Olive provides QuantizationAwareTraining that performs QAT on a PyTorch model.

Please refer to QuantizationAwareTraining for more details about the pass and its config parameters.

Example Configuration¶

Olive provides the 3 ways to run QAT training process:

a. Run QAT training with customized training loop.

{
    "type": "QuantizationAwareTraining",
    "config":{
        "user_script": "user_script.py",
        "training_loop_func": "training_loop_func"
    }
}

Check out this file for an example implementation of "user_script.py" and "training_loop_func".

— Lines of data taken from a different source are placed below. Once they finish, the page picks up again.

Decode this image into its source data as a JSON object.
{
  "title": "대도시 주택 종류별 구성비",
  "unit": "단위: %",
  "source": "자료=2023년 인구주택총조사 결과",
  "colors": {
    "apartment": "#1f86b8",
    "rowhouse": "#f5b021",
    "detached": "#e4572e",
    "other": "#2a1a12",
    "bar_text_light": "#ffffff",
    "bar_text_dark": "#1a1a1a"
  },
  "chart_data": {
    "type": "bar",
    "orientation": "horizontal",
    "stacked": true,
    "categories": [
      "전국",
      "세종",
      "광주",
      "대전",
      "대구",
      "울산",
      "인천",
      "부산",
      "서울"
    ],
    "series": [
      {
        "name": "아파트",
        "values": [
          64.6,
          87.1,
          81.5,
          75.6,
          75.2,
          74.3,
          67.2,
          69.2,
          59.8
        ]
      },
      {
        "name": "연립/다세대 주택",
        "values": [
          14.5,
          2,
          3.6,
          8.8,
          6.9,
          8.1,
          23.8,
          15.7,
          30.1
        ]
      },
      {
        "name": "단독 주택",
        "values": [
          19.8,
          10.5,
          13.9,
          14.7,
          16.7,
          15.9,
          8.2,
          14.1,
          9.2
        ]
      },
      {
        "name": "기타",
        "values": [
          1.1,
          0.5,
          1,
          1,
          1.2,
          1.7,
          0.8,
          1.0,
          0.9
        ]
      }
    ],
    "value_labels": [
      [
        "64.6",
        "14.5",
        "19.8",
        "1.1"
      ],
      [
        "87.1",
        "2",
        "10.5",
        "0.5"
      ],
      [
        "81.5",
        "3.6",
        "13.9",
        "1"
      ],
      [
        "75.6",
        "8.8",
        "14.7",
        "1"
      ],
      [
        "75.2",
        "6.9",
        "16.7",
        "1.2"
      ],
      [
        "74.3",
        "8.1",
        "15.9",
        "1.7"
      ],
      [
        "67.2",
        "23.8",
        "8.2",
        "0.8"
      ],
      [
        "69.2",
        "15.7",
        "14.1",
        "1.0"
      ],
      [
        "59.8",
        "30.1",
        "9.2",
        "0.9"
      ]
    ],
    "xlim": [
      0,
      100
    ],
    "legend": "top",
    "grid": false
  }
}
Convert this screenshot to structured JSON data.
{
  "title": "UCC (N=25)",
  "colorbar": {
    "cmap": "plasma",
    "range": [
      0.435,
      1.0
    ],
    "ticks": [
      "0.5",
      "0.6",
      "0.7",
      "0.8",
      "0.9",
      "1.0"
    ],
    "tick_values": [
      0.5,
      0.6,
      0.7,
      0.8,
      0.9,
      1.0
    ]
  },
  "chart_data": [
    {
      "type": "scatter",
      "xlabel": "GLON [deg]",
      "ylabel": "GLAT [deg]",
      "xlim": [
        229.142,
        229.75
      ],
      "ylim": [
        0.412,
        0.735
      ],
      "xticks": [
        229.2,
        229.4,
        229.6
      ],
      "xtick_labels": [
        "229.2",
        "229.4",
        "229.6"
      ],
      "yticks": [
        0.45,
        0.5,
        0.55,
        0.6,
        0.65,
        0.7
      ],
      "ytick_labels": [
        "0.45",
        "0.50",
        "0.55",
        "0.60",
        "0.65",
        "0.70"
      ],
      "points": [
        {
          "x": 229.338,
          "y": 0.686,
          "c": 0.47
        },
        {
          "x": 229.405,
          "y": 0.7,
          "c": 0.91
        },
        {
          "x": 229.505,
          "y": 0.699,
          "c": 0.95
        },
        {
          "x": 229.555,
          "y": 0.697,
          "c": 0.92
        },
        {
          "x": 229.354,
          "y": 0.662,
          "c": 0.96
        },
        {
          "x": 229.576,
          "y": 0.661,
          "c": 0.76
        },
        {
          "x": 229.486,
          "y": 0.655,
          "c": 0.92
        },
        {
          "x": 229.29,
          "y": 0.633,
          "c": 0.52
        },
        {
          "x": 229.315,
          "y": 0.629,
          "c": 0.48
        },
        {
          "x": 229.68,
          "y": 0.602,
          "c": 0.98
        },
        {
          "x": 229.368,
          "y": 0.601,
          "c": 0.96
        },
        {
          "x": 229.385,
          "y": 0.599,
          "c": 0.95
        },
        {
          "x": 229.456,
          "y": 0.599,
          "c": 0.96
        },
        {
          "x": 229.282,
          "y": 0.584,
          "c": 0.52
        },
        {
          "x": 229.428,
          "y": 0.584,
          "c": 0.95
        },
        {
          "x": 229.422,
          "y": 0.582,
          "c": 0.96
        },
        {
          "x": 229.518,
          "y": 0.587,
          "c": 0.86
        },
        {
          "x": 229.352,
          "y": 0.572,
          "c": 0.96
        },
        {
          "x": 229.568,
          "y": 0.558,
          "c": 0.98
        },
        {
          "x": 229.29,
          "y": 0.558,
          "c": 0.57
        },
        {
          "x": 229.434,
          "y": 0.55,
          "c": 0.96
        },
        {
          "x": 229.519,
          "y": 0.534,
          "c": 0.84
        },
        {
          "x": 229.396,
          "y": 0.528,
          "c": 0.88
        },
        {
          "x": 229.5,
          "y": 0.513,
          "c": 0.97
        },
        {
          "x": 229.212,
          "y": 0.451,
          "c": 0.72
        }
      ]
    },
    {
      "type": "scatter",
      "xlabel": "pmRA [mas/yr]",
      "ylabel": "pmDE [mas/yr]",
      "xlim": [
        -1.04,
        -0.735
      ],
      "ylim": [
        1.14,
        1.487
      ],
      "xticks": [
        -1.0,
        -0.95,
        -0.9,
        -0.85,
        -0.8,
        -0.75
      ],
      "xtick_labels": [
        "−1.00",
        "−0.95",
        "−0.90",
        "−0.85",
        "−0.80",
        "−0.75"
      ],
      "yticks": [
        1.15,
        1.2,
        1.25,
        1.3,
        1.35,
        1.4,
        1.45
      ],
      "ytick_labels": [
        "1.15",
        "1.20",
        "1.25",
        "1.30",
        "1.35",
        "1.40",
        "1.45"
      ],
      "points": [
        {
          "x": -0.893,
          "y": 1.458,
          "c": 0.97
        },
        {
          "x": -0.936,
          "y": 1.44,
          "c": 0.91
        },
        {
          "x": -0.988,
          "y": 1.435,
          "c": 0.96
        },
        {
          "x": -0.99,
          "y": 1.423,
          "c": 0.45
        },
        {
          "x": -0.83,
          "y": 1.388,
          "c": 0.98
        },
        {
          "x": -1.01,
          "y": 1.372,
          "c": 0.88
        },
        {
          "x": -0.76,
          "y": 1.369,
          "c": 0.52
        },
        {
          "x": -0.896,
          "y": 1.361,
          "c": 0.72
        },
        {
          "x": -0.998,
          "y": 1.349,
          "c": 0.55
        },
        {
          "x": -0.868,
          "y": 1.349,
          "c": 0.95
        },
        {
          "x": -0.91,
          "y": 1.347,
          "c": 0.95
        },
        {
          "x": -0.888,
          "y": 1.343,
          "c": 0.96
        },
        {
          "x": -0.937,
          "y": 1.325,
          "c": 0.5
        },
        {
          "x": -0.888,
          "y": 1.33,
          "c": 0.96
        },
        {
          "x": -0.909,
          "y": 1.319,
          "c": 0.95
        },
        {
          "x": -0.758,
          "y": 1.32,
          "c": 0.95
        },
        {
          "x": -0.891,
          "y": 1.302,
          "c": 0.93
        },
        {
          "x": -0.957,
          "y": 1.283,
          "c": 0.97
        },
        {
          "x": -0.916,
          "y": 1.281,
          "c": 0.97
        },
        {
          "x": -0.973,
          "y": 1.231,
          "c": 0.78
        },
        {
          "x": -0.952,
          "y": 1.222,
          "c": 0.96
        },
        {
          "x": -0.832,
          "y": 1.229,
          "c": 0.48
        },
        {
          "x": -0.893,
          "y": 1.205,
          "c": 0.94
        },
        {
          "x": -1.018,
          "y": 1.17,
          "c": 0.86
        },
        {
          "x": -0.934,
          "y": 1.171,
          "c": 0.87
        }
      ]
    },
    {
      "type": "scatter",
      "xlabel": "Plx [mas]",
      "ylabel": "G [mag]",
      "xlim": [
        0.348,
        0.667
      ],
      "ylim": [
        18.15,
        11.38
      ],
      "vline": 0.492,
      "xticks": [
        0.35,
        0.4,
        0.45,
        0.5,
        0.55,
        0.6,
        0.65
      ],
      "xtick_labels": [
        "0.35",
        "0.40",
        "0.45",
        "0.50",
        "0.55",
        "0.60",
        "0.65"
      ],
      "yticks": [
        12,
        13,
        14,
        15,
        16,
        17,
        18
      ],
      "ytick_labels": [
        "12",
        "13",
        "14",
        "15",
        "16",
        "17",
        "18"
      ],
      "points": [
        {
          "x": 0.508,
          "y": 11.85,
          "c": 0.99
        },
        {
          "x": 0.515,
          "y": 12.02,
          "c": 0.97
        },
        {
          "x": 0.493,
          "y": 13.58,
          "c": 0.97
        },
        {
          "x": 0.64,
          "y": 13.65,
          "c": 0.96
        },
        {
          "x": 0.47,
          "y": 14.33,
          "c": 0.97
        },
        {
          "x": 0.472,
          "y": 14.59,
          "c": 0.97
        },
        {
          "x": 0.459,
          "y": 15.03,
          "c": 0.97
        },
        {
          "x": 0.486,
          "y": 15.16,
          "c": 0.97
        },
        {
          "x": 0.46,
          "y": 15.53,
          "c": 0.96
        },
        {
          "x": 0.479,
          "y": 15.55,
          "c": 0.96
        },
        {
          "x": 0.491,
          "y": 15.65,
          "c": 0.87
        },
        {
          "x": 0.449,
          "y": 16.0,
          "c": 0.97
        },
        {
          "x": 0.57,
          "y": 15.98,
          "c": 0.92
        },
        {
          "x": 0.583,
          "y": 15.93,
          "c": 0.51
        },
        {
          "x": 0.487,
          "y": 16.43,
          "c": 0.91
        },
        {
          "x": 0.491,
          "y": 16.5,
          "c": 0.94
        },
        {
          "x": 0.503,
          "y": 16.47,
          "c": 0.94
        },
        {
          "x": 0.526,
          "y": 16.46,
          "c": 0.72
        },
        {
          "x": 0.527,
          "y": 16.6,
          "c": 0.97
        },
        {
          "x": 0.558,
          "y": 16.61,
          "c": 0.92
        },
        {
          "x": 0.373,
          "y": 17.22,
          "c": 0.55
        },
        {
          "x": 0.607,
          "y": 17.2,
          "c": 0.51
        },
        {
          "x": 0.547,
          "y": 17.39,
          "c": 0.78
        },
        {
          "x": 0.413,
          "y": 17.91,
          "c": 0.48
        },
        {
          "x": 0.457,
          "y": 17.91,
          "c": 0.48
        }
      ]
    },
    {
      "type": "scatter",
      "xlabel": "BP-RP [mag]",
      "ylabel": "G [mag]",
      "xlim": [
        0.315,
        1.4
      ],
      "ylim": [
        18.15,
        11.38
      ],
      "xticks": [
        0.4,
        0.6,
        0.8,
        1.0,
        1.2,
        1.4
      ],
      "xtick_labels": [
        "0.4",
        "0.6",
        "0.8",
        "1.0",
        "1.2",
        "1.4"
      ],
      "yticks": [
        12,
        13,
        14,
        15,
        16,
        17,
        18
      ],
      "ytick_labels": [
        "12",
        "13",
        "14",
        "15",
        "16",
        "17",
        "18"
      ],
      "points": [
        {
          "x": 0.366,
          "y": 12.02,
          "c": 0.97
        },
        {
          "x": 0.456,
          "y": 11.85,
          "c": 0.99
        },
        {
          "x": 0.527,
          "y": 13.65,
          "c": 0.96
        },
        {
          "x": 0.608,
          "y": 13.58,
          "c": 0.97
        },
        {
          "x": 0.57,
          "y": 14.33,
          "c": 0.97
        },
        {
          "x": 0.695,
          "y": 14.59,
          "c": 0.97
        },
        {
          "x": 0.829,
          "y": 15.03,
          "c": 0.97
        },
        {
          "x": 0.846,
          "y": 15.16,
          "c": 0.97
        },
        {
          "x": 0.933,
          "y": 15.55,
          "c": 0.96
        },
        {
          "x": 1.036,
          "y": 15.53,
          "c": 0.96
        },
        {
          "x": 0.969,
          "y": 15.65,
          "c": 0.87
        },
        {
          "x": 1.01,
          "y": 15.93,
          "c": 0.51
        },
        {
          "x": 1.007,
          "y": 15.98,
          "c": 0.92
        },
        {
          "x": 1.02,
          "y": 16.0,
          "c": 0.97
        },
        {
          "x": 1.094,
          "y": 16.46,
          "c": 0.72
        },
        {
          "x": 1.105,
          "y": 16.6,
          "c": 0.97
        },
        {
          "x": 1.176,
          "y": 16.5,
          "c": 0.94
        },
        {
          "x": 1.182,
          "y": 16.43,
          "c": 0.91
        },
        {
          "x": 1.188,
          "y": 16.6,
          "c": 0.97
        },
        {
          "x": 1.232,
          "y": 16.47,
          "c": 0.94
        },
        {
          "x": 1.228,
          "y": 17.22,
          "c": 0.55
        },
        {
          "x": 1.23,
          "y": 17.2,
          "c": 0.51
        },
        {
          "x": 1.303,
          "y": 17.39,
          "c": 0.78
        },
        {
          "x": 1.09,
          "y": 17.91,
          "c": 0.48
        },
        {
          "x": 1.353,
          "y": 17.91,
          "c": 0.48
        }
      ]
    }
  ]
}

b. Run QAT training with PyTorch Lightning.

{
    "type": "QuantizationAwareTraining",
    "config":{
        "user_script": "user_script.py",
        "num_epochs": 5,
        "ptl_data_module": "PTLDataModule",
        "ptl_module": "PTLModule",
    }
}

Check out this file for an example implementation of "user_script.py", "PTLDataModule" and "PTLModule".

c. Run QAT training with default training loop.

{
    "type": "QuantizationAwareTraining",
    "config":{
        "user_script": "user_script.py",
        "num_epochs": 5,
        "train_dataloader_func": "create_train_dataloader",
    }
}

Check out this file for an example implementation of "user_script.py" and "create_train_dataloader".